Newspapers counter competition from craigslist with free classified ad space

The Business Review (Albany) – by Pam Allen The Business Review

  •  Consumers are learning that Craigslist may be a good forum for inexpensive items, but is hit-or-miss for job searches and real estate sales, said Brian Steffens, executive director of the National Newspaper Association, a trade group representing 3,500 weeklies and small daily newspapers.

What these free Web sites have changed is the industry’s negative perception of personal ads. Personal advertising brings in about $1 million a year in sales.

“Until craigslist, newspapers shied away from personals because they were a bit too racy for them,” he said.

Craigslist and other online advertising services are hurting newspapers to some degree, said Kevin Kamen, owner ofKamen & Co. Group Services on Long Island, a print and digital media appraisal and brokerage firm.

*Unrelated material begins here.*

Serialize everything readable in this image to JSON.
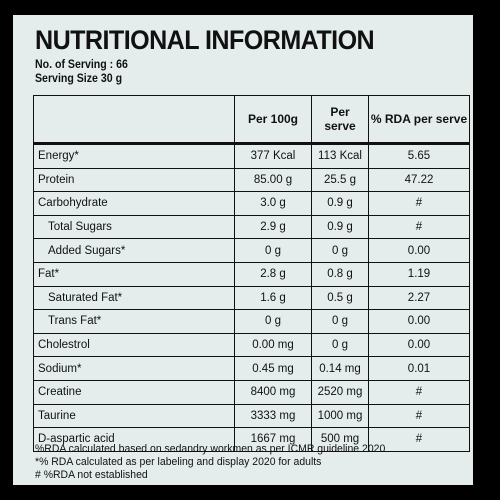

Publishers used to earn 60 percent of their profits from classified ads, but now it’s only about 30 percent.

Online services aren’t solely to blame, though. The slowdown in the real estate market has also cut into classified revenue.

“A smart publisher whose classifieds are going down would enhance and upgrade their classified sales division and really put people to work to raid competitors as well as to seek advertisers out there,” Kamen said.

In an August 4, 2007, interview with Charlie Rose on PBS, craigslist founder Craig Newmark acknowledged the Web site is causing problems for the newspaper industry because it’s taking away classified ad revenue. But he maintained newspapers are hurt more by Wall Street investors pressuring companies to cut costs and earn bigger profits, which has resulted in newsroom layoffs.

“We do have an effect and it’s probably somehow significant,” Newmark said, “but it’s small compared to the profit margin thing.”